Indexes can also be used to enforce uniqueness of a column's value, or the uniqueness of the combined values of more than one column.

Valentina DB can make UNIQUE both default and hash indexes.

When an index is declared unique, multiple table rows with equal indexed values are not allowed. A multicolumn unique index will only reject cases where all indexed columns are equal in multiple rows.

Valentina DB automatically creates a unique index when a unique constraint or primary key is defined for a table. The index covers the columns that make up the primary key or unique constraint (a multicolumn index, if appropriate), and is the mechanism that enforces the constraint.
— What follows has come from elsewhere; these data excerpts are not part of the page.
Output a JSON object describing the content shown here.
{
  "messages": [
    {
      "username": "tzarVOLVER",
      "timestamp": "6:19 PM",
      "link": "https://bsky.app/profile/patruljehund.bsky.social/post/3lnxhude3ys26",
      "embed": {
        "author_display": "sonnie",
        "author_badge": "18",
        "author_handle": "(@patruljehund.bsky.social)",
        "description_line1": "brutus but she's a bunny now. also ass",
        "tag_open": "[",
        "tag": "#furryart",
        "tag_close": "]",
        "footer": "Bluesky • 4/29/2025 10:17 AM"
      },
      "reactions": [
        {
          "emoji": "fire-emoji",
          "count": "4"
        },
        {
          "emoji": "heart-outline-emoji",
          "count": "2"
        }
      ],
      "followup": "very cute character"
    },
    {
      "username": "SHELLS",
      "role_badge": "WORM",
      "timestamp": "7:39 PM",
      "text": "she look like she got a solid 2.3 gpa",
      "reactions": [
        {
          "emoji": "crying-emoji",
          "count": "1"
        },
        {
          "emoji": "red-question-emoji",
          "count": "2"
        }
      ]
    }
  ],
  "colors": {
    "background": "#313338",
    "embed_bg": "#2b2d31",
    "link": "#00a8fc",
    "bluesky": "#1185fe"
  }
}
Generally speaking, SQL Standard and Relational model have PK, FK, UNIQUE constraints, but there is no indexes at all. Indexes can be considered as optimization of DBMS. Nevertheless indexes are very fundamental feature of any DB. For example, UNIQUE constraint cannot be implemented effectively without index.

So we suggesting to consider UNIQUE constraint and UNIQUE index as two sides of the same coin.

API

Use 'fIndexed' + 'fUnique' flags of VField

fld = tbl.CreateVarCharField( "fld_name", 2044, fIndexed + fUnique )

to change existed index to/from Unique

fld.IsUnque = true

SQL

In SQL you can define indexing of a field(s) in few ways.

CREATE TABLE T1( 
    f1 LONG INDEXED UNIQUE 
)
CREATE TABLE T1( 
    f1 LONG 
    CONSTRAINT cname UNIQUE (f1)
)
CREATE UNIQUE INDEX index_name ON TABLE_NAME( COLUMN, ... )
  • To drop it you can use DROP IDEX or ALTER TABLE drop constraint form. You should drop that object, which you did create before.